Owners may choose to:
- Give the cottage to the kids, but have a legal life lease drawn up that will give the parents access as long as they are living, and can list certain other conditions. Pro: This strategy avoids probate fees on the cottage value upon death of last parent. Con: If the PRE is not available for all the years of ownership, Mom & Dad may have to pay tax on some or all of the gains in the year of transfer.
- "Sell" to the children and take back a demand mortgage. While this strategy basically carries the same pro and con consequences as above, if properly planned the parents may spread the capital gain over five tax years, thereby reducing or deferring the impact. If desired, parents can forgive the mortgage in their Wills, thereby leaving the cottage to the children with no debt or additional taxes payable.
- Transfer the property to an inter vivos trust. This works well if the kids are minors or if parents want to maintain more control.
- Set up a non-profit corporation and transfer the cottage in. Some tax professionals feel this arrangement can work where there are many family members wanting access to the cottage, and many who ought to be contributing to its maintenance.
Caution: If parents are over 65, the capital gains income in the year of cottage transfer while alive may reduce tax credits such as the age credit, or their OAS entitlement for the following year. And, again, as in Part 1 of this topic, I must reiterate that putting a cottage in kids' names subjects it to claims of their creditors. Also, any legal documents that in effect gift the cottage to kids should declare that the ownership is for the kids alone and not spouses or future spouses.

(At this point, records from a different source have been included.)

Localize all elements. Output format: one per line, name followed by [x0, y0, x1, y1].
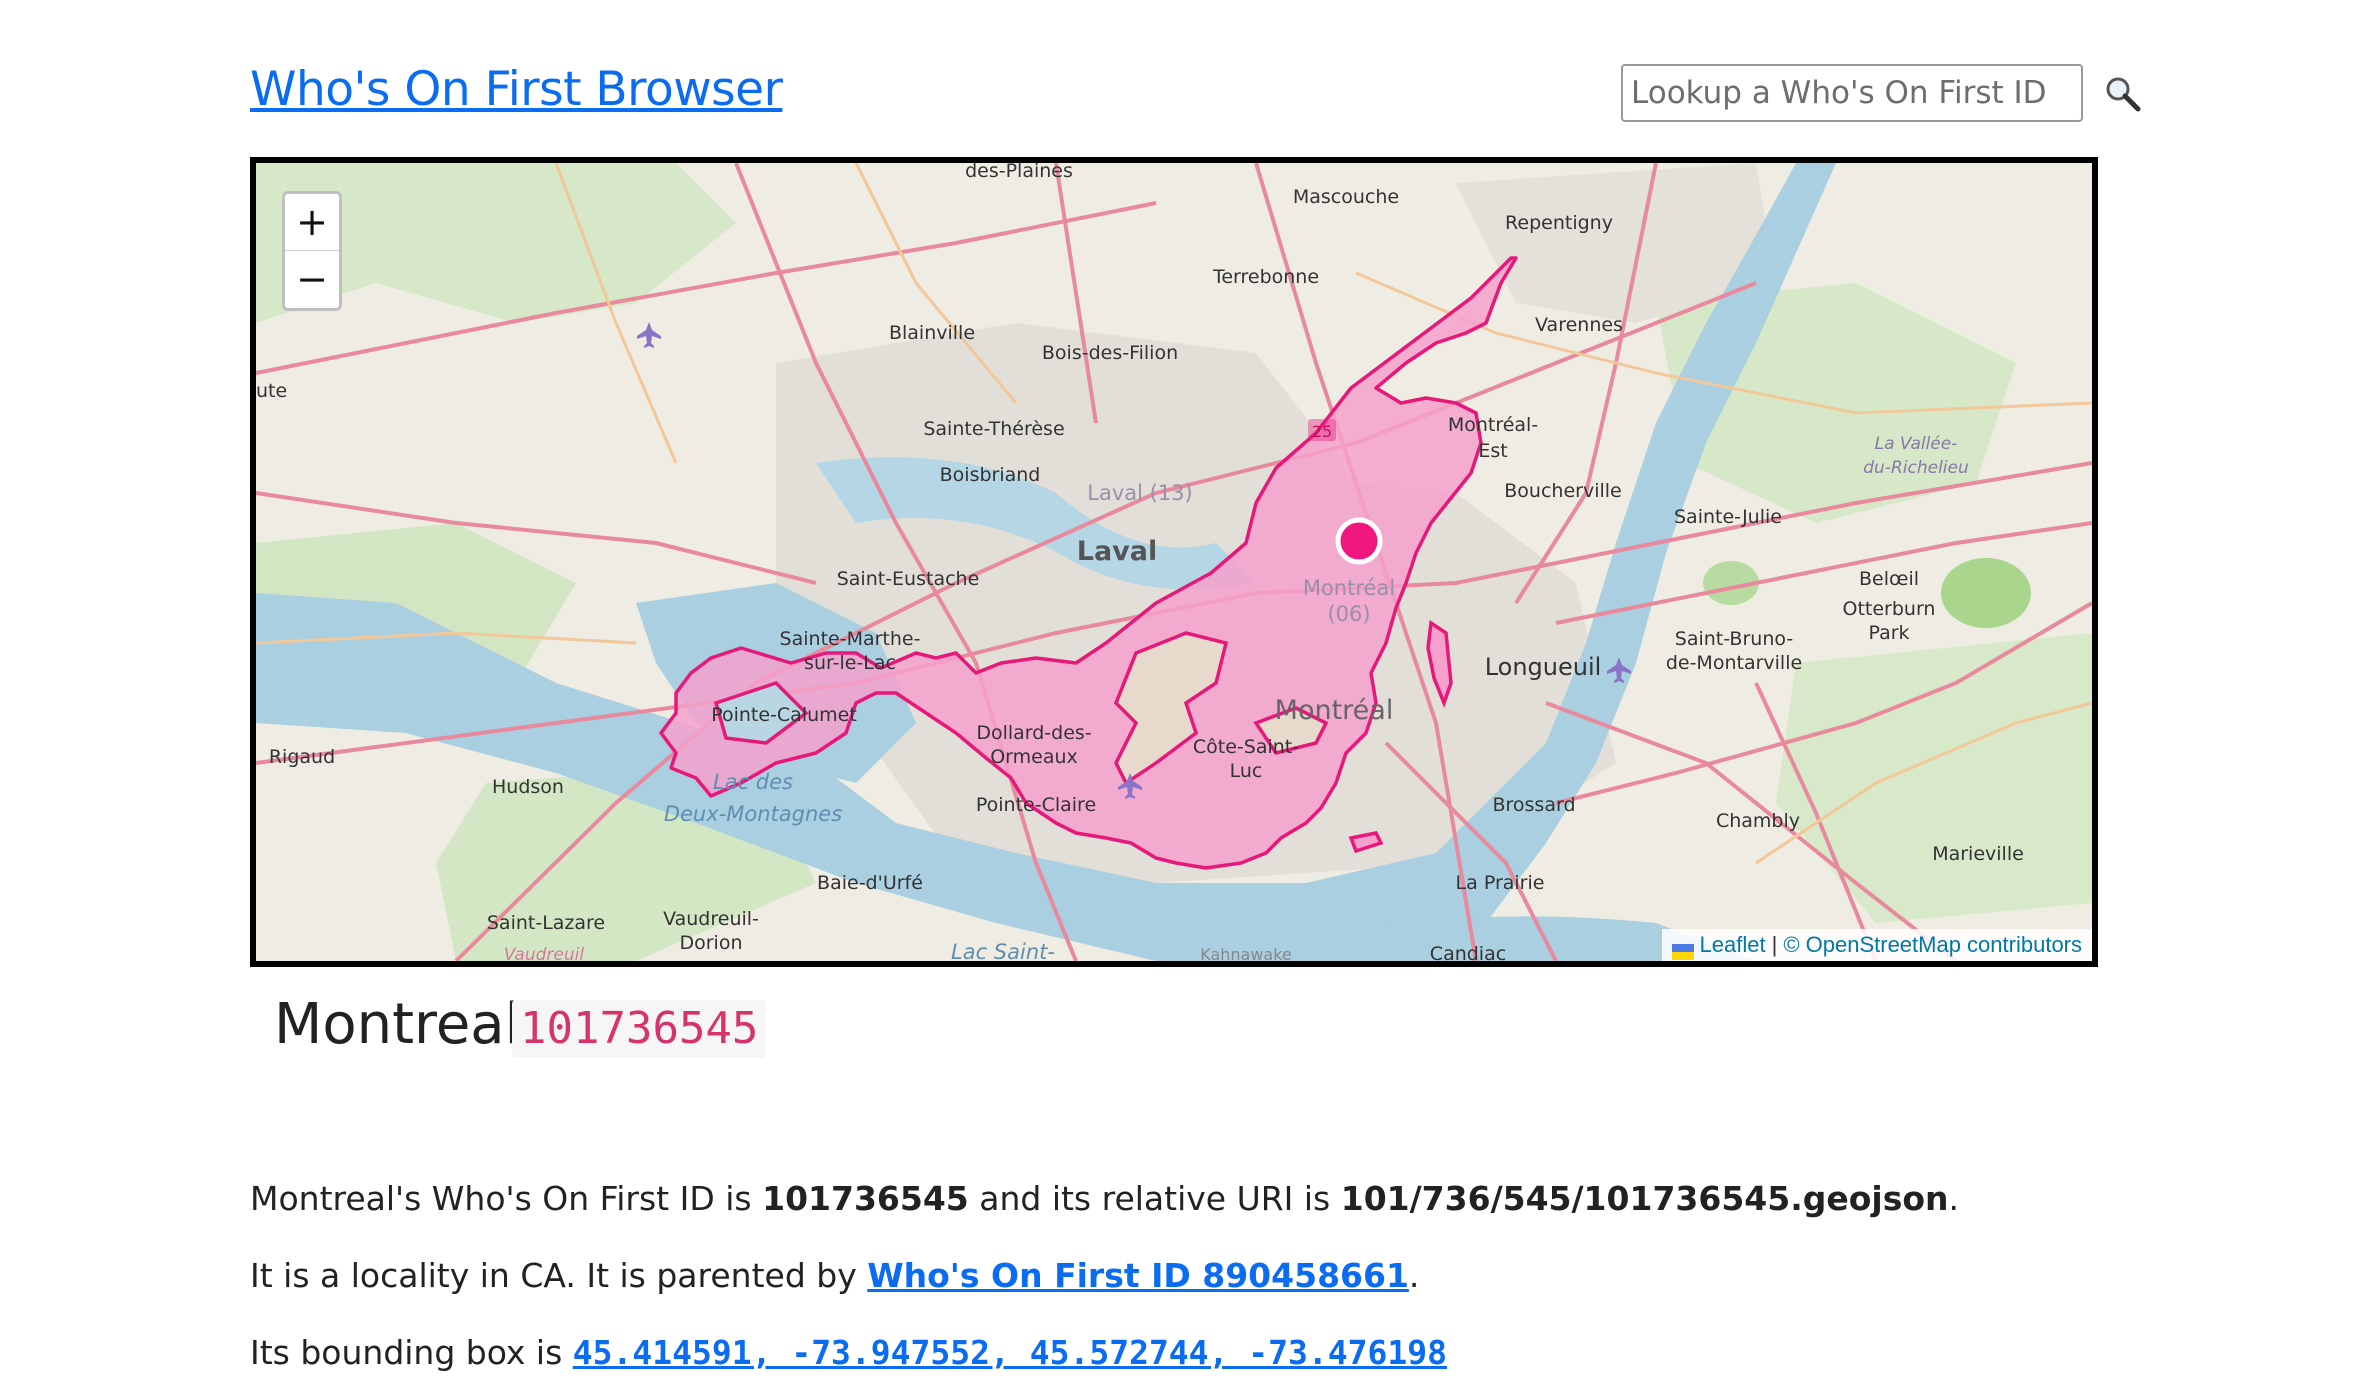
map-label: Sainte-Marthe- [780, 628, 921, 650]
map-label: Ormeaux [990, 746, 1078, 768]
map-label: La Prairie [1456, 872, 1545, 894]
map-label: Sainte-Thérèse [923, 418, 1064, 440]
zoom-out-button[interactable]: − [285, 251, 339, 308]
map-label: Pointe-Claire [976, 794, 1096, 816]
map-label: Bois-des-Filion [1042, 342, 1178, 364]
map-label: Blainville [889, 322, 975, 344]
ukraine-flag-icon [1671, 937, 1694, 960]
map-label: Saint-Eustache [837, 568, 980, 590]
map-label: Mascouche [1293, 186, 1399, 208]
parent-id-link[interactable]: Who's On First ID 890458661 [867, 1256, 1409, 1295]
route-shield-label: 25 [1312, 422, 1332, 441]
map-label: Terrebonne [1212, 266, 1319, 288]
map-label: Saint-Bruno- [1675, 628, 1793, 650]
map-label: sur-le-Lac [804, 652, 896, 674]
map-label: Montréal [1275, 695, 1394, 726]
map-label: Montréal [1303, 576, 1395, 600]
map-label: Est [1478, 440, 1507, 462]
map-tiles[interactable]: des-Plaines Mascouche Repentigny Terrebo… [256, 163, 2092, 961]
map-label: Deux-Montagnes [664, 802, 842, 826]
search-form [1621, 64, 2141, 122]
map-label: Hudson [492, 776, 564, 798]
magnifier-icon [2106, 77, 2141, 112]
map-label: Lac des [713, 770, 793, 794]
text: Montreal's Who's On First ID is [250, 1179, 763, 1218]
id-paragraph: Montreal's Who's On First ID is 10173654… [250, 1177, 1959, 1221]
map-label: Candiac [1430, 943, 1506, 961]
zoom-in-button[interactable]: + [285, 194, 339, 251]
map-label: du-Richelieu [1863, 458, 1969, 478]
map-label: Vaudreuil- [663, 908, 759, 930]
map-label: (06) [1327, 602, 1370, 626]
map-label: Rigaud [269, 746, 335, 768]
map[interactable]: des-Plaines Mascouche Repentigny Terrebo… [250, 157, 2098, 967]
map-label: Luc [1230, 760, 1263, 782]
text: and its relative URI is [968, 1179, 1341, 1218]
map-label: Marieville [1932, 843, 2024, 865]
map-label: Brossard [1492, 794, 1575, 816]
map-label: Saint-Lazare [487, 912, 605, 934]
map-label: Chambly [1716, 810, 1800, 832]
map-label: Repentigny [1505, 212, 1613, 234]
bbox-link[interactable]: 45.414591, -73.947552, 45.572744, -73.47… [573, 1333, 1447, 1372]
map-label: Sainte-Julie [1674, 506, 1782, 528]
map-label: Dorion [679, 932, 742, 954]
map-label: Otterburn [1843, 598, 1936, 620]
map-label: Vaudreuil [504, 945, 584, 961]
map-attribution: Leaflet | © OpenStreetMap contributors [1661, 929, 2092, 961]
map-label: Côte-Saint- [1193, 736, 1299, 758]
attribution-separator: | [1771, 932, 1778, 957]
map-label: ute [256, 380, 287, 402]
text: . [1408, 1256, 1420, 1295]
map-label: Kahnawake [1200, 945, 1292, 961]
map-label: Pointe-Calumet [711, 704, 857, 726]
relative-uri-value: 101/736/545/101736545.geojson [1340, 1179, 1949, 1218]
place-name-heading: Montreal [274, 992, 521, 1057]
leaflet-link[interactable]: Leaflet [1700, 929, 1766, 961]
map-label: Laval [1077, 536, 1158, 567]
map-label: Montréal- [1448, 414, 1538, 436]
place-marker[interactable] [1335, 517, 1383, 565]
map-label: des-Plaines [965, 163, 1073, 182]
map-label: Laval (13) [1087, 481, 1192, 505]
place-id-code: 101736545 [512, 1000, 767, 1058]
map-label: Dollard-des- [976, 722, 1091, 744]
map-label: Lac Saint- [951, 940, 1055, 961]
map-label: Varennes [1535, 314, 1623, 336]
osm-link[interactable]: © OpenStreetMap contributors [1783, 929, 2082, 961]
text: It is a locality in CA. It is parented b… [250, 1256, 868, 1295]
map-label: Baie-d'Urfé [817, 872, 923, 894]
wof-id-value: 101736545 [762, 1179, 969, 1218]
map-label: Boucherville [1504, 480, 1621, 502]
site-title-link[interactable]: Who's On First Browser [250, 60, 783, 120]
bbox-paragraph: Its bounding box is 45.414591, -73.94755… [250, 1331, 1447, 1375]
map-label: Boisbriand [940, 464, 1041, 486]
map-label: La Vallée- [1875, 434, 1958, 454]
search-button[interactable] [2103, 74, 2143, 114]
parent-paragraph: It is a locality in CA. It is parented b… [250, 1254, 1419, 1298]
map-label: Longueuil [1485, 653, 1602, 681]
search-input[interactable] [1621, 64, 2083, 122]
map-label: de-Montarville [1666, 652, 1802, 674]
text: Its bounding box is [250, 1333, 573, 1372]
zoom-control: + − [282, 191, 342, 311]
map-label: Park [1868, 622, 1909, 644]
green-area [1941, 558, 2031, 628]
text: . [1948, 1179, 1960, 1218]
map-label: Belœil [1859, 568, 1919, 590]
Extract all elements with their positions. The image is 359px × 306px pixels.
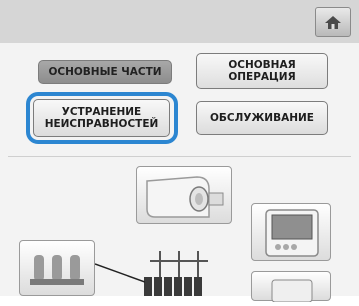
machine-part-icon (271, 279, 313, 303)
callout-line (95, 263, 145, 283)
divider (8, 156, 351, 157)
thread-spools-button[interactable] (19, 240, 95, 296)
machine-part-button[interactable] (251, 271, 331, 303)
embroidery-head-icon (146, 176, 224, 218)
thread-stand-icon (144, 251, 208, 296)
maintenance-button[interactable]: ОБСЛУЖИВАНИЕ (196, 101, 328, 135)
basic-parts-button[interactable]: ОСНОВНЫЕ ЧАСТИ (38, 60, 172, 84)
lcd-panel-button[interactable] (251, 203, 331, 261)
embroidery-head-button[interactable] (136, 166, 232, 224)
basic-operation-button[interactable]: ОСНОВНАЯ ОПЕРАЦИЯ (196, 53, 328, 89)
lcd-panel-icon (265, 209, 319, 257)
home-button[interactable] (315, 7, 351, 37)
home-icon (325, 15, 341, 29)
troubleshooting-button[interactable]: УСТРАНЕНИЕ НЕИСПРАВНОСТЕЙ (33, 99, 170, 137)
thread-stand-image (140, 247, 218, 296)
top-bar (0, 0, 359, 43)
thread-spools-icon (30, 255, 84, 285)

This will help to ensure that if there is a marriage breakdown, the kids' ex-spouses will not have a marital property claim against the asset.
If the cottage is NOT transferred to the kids while the parents are still living, then capital gains taxes and probate fees will apply upon death of the owner(s). Much thought should be given to updating the owners' Wills and to wording them effectively. Parents know their children well and if they are honest with themselves plan well, they can forestall possible cottage issues after they're gone.
- Do parents want to demand that it be sold, giving the children rights of first refusal to buy it?
- Do parents simply want to leave it to the children without stipulating how they work out the details? While this is the easiest for parents, it can cause the most friction amongst the beneficiaries, as they try to work out an equitable arrangement for maintenance and usage. Also, the capital gains tax must be paid using dollars from other assets of the estate, or by the children funding it themselves.
- 3. Parents may choose to leave the cottage in trust for the children in their Wills, which would enable them to name a trustee and list some conditions of the trust (control beyond the grave).
Where there is a desire to keep the cottage in the family, an effective way of generating the funds to pay the capital gains taxes on disposition can be having life insurance payable on the death of the owners. Either the parents or the beneficiaries can pay the premiums on the policy. This may be appropriate if the parents are healthy and insurable at standard rates, and if there's a possibility that there may NOT be enough other dollars in the estate to cover the capital gains taxes.
Cottage property values continue to increase. In addition to the tangible value is the intangible value…the R&R and family memories that the property affords. Emotion runs high in many families when the cottage is discussed. Sometimes none of the kids want it when the parents pass on, sometimes only one wants it, or two, and one doesn't. If one child out of three is to inherit it, then are there enough other assets in the estate to give the other two equal value? Might the parents want to buy enough life insurance on themselves to ensure equal value, or can the child who wants to keep the cottage afford to buy out the other siblings' shares? Should Mom and Dad pass it on to the child who wants it, before they die? It is important to have family discussions on this topic, and plan ahead. All options should be considered and the best family plan put into place, including an update of Mom's and Dad's Wills if needed.
These articles have not been written to comprehensively cover the topic. Readers would be well advised to confer with their lawyers, tax professionals and financial planners in planning for cottage succession.